Little boy chews on the round, magnifier lid of a “bug catcher” container he has pried open. The bug catcher holds a big black spider — correction: used to hold a big black spider before little boy pried the lid off.

Oma gently pulls the lid from little boy’s mouth.
“A magic mirror!” Little girl reaches for the snot-laden lid and holds it up to her eye. “The princess has a magic mirror!”

Oma hands little girl a magic tissue with which to clean the “mirror.” Little girl misses the point. (Just as well. The tissue later becomes a magical horse blanket.)

Future pretend magical horse rolls onto his side and lazily licks his paw.

“What does the princess see in the mirror?” Little girl looks wide-eyed into the magnifier lid.

Probably not much in its current condition, Oma thinks.
“The future!” Oma says.

♦♦♦

The princess learns that an evil horse prince is going to turn her little brother into a horse on her brother’s fourth birthday, unless the princess can stop him.

With the help of the three fairies (one head apiece) and her magical mucous-filled mirror, the princess sets off down the golden path to the dark forest where the evil horse prince with glowing red eyes lives in a dark, dark cave.

♦♦♦

The story progresses — with minor plot changes at little girl’s request — and at last the princess prevails.
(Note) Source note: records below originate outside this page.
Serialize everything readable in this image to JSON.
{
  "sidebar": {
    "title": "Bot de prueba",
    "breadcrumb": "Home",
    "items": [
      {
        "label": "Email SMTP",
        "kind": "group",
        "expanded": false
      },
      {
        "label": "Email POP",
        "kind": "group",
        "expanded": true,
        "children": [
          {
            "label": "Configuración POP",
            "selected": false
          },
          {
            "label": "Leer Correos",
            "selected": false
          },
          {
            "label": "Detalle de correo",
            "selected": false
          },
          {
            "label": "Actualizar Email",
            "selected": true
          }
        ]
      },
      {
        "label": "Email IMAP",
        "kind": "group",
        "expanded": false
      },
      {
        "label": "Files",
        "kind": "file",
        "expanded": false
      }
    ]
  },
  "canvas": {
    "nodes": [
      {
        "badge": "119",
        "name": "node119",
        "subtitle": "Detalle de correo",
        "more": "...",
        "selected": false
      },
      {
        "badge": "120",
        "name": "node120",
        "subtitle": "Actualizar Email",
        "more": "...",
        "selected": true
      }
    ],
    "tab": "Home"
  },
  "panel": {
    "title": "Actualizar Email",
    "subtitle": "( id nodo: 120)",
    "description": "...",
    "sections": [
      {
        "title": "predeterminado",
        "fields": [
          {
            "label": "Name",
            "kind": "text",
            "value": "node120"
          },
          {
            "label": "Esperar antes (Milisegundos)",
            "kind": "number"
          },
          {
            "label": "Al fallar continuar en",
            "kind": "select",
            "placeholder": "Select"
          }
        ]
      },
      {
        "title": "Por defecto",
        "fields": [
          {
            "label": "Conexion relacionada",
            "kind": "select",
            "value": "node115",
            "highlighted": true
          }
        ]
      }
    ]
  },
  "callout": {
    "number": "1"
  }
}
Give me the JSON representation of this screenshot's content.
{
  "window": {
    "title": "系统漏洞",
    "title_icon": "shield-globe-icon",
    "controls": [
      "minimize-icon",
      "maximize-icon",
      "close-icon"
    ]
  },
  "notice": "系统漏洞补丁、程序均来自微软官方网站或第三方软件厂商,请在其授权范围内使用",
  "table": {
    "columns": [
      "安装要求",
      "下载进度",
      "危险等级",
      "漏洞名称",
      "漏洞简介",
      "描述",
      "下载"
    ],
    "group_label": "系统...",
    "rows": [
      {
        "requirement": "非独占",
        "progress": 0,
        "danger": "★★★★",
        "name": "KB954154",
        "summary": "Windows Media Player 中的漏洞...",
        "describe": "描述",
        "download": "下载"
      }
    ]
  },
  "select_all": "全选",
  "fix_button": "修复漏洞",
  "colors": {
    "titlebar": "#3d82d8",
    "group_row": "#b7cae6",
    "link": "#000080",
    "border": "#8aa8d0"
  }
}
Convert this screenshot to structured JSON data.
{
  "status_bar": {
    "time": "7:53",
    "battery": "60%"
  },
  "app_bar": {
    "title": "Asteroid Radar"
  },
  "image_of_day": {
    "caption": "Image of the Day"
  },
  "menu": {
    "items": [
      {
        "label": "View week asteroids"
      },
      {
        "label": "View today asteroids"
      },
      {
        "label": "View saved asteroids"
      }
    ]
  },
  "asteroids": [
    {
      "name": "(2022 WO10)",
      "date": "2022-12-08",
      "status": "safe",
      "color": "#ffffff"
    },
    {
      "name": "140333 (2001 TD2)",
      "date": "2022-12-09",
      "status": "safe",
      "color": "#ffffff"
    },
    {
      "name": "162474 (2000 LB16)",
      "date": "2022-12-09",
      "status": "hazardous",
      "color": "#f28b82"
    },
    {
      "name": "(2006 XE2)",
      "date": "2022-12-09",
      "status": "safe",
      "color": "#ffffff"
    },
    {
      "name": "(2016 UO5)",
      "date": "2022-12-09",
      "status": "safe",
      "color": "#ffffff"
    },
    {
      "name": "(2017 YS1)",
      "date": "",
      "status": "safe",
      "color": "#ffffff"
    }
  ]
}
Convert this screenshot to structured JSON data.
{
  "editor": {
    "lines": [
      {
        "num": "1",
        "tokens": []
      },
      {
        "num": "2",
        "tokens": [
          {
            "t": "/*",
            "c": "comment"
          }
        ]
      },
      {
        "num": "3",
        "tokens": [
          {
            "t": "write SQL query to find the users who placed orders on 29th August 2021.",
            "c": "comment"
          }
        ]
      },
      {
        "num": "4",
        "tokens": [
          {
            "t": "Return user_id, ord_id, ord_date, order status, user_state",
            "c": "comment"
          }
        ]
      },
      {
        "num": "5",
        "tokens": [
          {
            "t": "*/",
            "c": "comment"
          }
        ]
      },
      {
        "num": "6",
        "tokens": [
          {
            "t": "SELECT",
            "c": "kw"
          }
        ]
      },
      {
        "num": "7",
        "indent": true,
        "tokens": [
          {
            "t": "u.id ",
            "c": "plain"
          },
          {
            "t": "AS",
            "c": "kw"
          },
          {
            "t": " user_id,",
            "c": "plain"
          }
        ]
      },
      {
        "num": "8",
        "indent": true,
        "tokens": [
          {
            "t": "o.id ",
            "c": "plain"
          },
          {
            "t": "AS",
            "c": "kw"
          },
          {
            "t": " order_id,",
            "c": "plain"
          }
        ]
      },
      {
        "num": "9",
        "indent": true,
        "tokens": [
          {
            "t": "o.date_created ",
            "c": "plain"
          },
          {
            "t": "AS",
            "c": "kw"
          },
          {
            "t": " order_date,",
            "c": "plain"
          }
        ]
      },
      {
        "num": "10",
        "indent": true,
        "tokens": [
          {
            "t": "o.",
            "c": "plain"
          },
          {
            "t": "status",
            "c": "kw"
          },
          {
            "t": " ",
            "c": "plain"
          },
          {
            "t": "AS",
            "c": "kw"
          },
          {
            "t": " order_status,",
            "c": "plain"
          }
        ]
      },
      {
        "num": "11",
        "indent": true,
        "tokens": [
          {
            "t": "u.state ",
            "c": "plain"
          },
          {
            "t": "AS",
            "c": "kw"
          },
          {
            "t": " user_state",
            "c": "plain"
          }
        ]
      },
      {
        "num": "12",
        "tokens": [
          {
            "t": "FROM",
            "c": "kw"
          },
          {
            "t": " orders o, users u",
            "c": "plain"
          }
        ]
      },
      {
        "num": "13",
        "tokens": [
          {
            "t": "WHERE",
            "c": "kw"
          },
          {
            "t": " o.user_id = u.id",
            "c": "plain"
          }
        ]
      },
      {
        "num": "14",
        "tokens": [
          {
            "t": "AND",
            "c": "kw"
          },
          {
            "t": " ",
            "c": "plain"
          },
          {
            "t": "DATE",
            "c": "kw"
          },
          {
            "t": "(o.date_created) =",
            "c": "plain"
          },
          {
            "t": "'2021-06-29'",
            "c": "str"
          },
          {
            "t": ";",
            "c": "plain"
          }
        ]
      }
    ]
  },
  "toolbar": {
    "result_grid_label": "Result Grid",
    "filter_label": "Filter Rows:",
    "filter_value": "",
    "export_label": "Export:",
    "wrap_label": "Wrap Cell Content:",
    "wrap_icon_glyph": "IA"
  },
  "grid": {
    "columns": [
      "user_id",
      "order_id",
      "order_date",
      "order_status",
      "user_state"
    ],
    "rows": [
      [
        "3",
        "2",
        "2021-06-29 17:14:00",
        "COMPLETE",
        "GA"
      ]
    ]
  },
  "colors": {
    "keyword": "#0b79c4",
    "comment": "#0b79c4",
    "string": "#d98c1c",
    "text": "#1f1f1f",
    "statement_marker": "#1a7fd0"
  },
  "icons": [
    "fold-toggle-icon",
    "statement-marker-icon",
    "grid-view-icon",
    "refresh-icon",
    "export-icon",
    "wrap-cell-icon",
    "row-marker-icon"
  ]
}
Little boy has long since lost interest in the princess story and instead pretends to be drinking water from the insect catcher container which, he informs Oma, has spider poop in it.

Oma assumes that announcement is primarily based on two-year-old little boy’s fondness for saying the word “poop.” After all, the big black spider that formerly occupied the container is a plastic toy.

Oma would, however, like to know the whereabouts of the big black spider. She half-wonders if it’s going to come flying out of little boy’s nose the next time little boy sneezes.

Just then, the beautiful, wise and brave queen comes riding up the hill to the castle in her magical Subaru, and little boy and little girl greet the queen with coughing, sneezing, snot-flinging hugs and kisses.

Oma takes her leave and climbs aboard her handsome Nissan steed to head home to her palace. As Oma checks the magical rearview mirror, she gets a vision of her own future.

In the not-so-distant future, Oma foresees that she will be coughing, sneezing and snorting into her own magical tissues.

And they all live happily ever after.

Achoo!


Based on NaPoWriMo day eight prompt: Write poems in which mysterious and magical things occur. (I don’t know that this qualifies as poetry, but it is mysterious and magical.)